A staff survey found five of six said "I find myself apologizing less." Four said "I can focus on complex inquiries now." Zero said "AI feels like it's taking my job."

AI phone routing launched in month three. After the audio redirecting routine inquirers to the chatbot was implemented, chatbot utilization climbed from 47% to 63%.

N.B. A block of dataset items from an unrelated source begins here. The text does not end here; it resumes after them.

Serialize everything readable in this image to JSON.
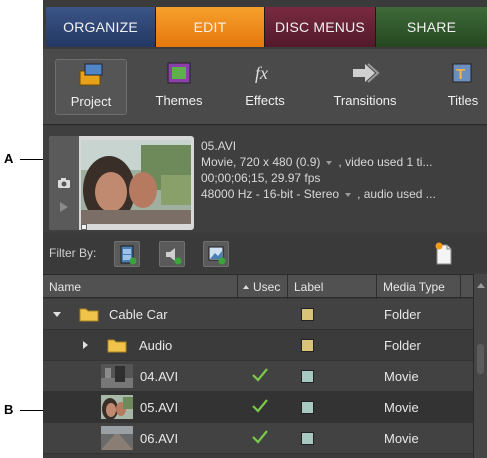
{
  "callouts": {
    "a": "A",
    "b": "B"
  },
  "tabs": [
    {
      "label": "ORGANIZE"
    },
    {
      "label": "EDIT"
    },
    {
      "label": "DISC MENUS"
    },
    {
      "label": "SHARE"
    }
  ],
  "toolbar": {
    "items": [
      {
        "label": "Project",
        "icon": "project-icon",
        "selected": true
      },
      {
        "label": "Themes",
        "icon": "themes-icon"
      },
      {
        "label": "Effects",
        "icon": "effects-icon"
      },
      {
        "label": "Transitions",
        "icon": "transitions-icon"
      },
      {
        "label": "Titles",
        "icon": "titles-icon"
      }
    ]
  },
  "preview": {
    "filename": "05.AVI",
    "line2": "Movie, 720 x 480 (0.9)",
    "line2_tail": ", video used 1 ti...",
    "line3": "00;00;06;15, 29.97 fps",
    "line4": "48000 Hz - 16-bit - Stereo",
    "line4_tail": ", audio used ..."
  },
  "filter": {
    "label": "Filter By:"
  },
  "table": {
    "headers": {
      "name": "Name",
      "used": "Usec",
      "label": "Label",
      "type": "Media Type"
    },
    "rows": [
      {
        "name": "Cable Car",
        "type": "Folder",
        "kind": "folder",
        "expanded": true,
        "indent": 0,
        "swatch": "#d9c27a"
      },
      {
        "name": "Audio",
        "type": "Folder",
        "kind": "folder",
        "expanded": false,
        "indent": 1,
        "swatch": "#d9c27a"
      },
      {
        "name": "04.AVI",
        "type": "Movie",
        "kind": "clip",
        "used": true,
        "swatch": "#a7c9c0"
      },
      {
        "name": "05.AVI",
        "type": "Movie",
        "kind": "clip",
        "used": true,
        "swatch": "#a7c9c0",
        "selected": true
      },
      {
        "name": "06.AVI",
        "type": "Movie",
        "kind": "clip",
        "used": true,
        "swatch": "#a7c9c0"
      }
    ]
  }
}
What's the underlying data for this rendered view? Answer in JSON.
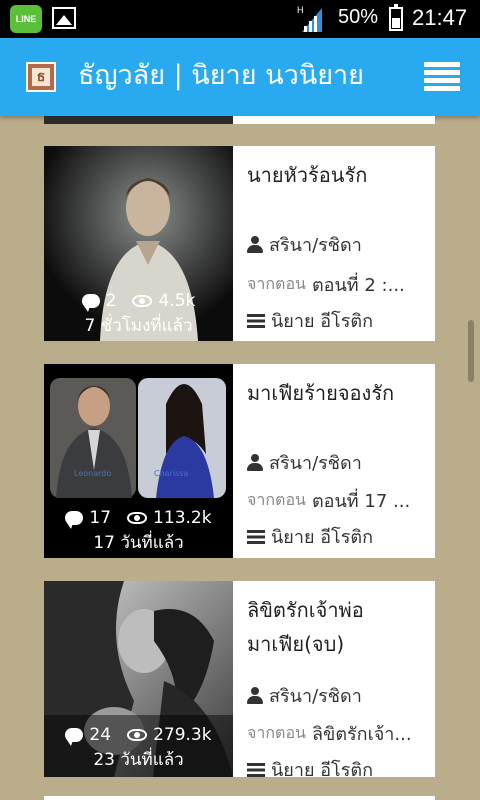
{
  "status_bar": {
    "line_label": "LINE",
    "battery": "50%",
    "time": "21:47",
    "icons": [
      "line-app-icon",
      "gallery-icon",
      "signal-icon",
      "battery-icon"
    ]
  },
  "app_bar": {
    "title": "ธัญวลัย | นิยาย นวนิยาย",
    "logo_letter": "ธ",
    "color": "#29a9f0"
  },
  "stories": [
    {
      "title": "นายหัวร้อนรัก",
      "author": "สรินา/รชิดา",
      "from_label": "จากตอน",
      "chapter": "ตอนที่ 2 :...",
      "category": "นิยาย อีโรติก",
      "comments": "2",
      "views": "4.5k",
      "updated": "7 ชั่วโมงที่แล้ว"
    },
    {
      "title": "มาเฟียร้ายจองรัก",
      "author": "สรินา/รชิดา",
      "from_label": "จากตอน",
      "chapter": "ตอนที่ 17 ...",
      "category": "นิยาย อีโรติก",
      "comments": "17",
      "views": "113.2k",
      "updated": "17 วันที่แล้ว",
      "cover_names": [
        "Leonardo",
        "Charissa"
      ]
    },
    {
      "title": "ลิขิตรักเจ้าพ่อมาเฟีย(จบ)",
      "author": "สรินา/รชิดา",
      "from_label": "จากตอน",
      "chapter": "ลิขิตรักเจ้า...",
      "category": "นิยาย อีโรติก",
      "comments": "24",
      "views": "279.3k",
      "updated": "23 วันที่แล้ว"
    }
  ]
}
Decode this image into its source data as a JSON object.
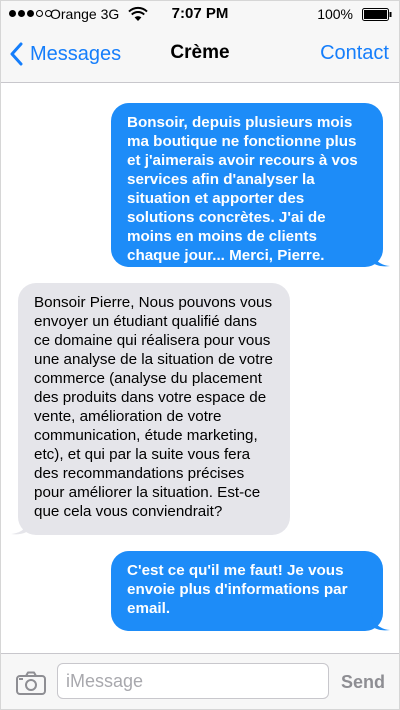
{
  "status_bar": {
    "carrier": "Orange 3G",
    "time": "7:07 PM",
    "battery": "100%",
    "signal_filled": 3,
    "signal_total": 5
  },
  "nav": {
    "back_label": "Messages",
    "title": "Crème",
    "contact_label": "Contact"
  },
  "messages": [
    {
      "direction": "outgoing",
      "text": "Bonsoir, depuis plusieurs mois ma boutique ne fonctionne plus et j'aimerais avoir recours à vos services afin d'analyser la situation et apporter des solutions concrètes. J'ai de moins en moins de clients chaque jour... Merci, Pierre."
    },
    {
      "direction": "incoming",
      "text": "Bonsoir Pierre, Nous pouvons vous envoyer un étudiant qualifié dans ce domaine qui réalisera pour vous une analyse de la situation de votre commerce (analyse du placement des produits dans votre espace de vente, amélioration de votre communication, étude marketing, etc), et qui par la suite vous fera des recommandations précises pour améliorer la situation. Est-ce que cela vous conviendrait?"
    },
    {
      "direction": "outgoing",
      "text": "C'est ce qu'il me faut! Je vous envoie plus d'informations par email."
    }
  ],
  "input": {
    "placeholder": "iMessage",
    "value": "",
    "send_label": "Send"
  },
  "icons": {
    "back": "chevron-left-icon",
    "camera": "camera-icon",
    "wifi": "wifi-icon",
    "battery": "battery-icon"
  },
  "colors": {
    "accent": "#157efb",
    "outgoing_bubble": "#1d8cf8",
    "incoming_bubble": "#e5e5ea",
    "bar_background": "#f7f7f7",
    "send_disabled": "#8e8e93"
  }
}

John's final lines: "Last year we calculated backwards from the complete solution and stopped at the initial cost. With MVP thinking, we had a live deployment within the first month. What we learned by running it made every subsequent design decision more precise. The day the missed calls decreased, the venue manager called to tell me it was the first time the staff had left on time."

The day two hundred and fifty calls a day could be handled by half the people.

"Designing toward a complete solution means you can't move. What MVP asks is: what's the minimum that lets you run a real verification? For Arai Shoji, the minimum was the top ten routine inquiry types. When ten types were automated, half the calls changed. When half the calls changed, the other half got attention. Starting with the minimum isn't compromise. It's the shortest path to movement. On the day the staff who had been apologizing to customers for unanswered calls could finally focus on the complex ones, two hundred and fifty calls started to mean something different."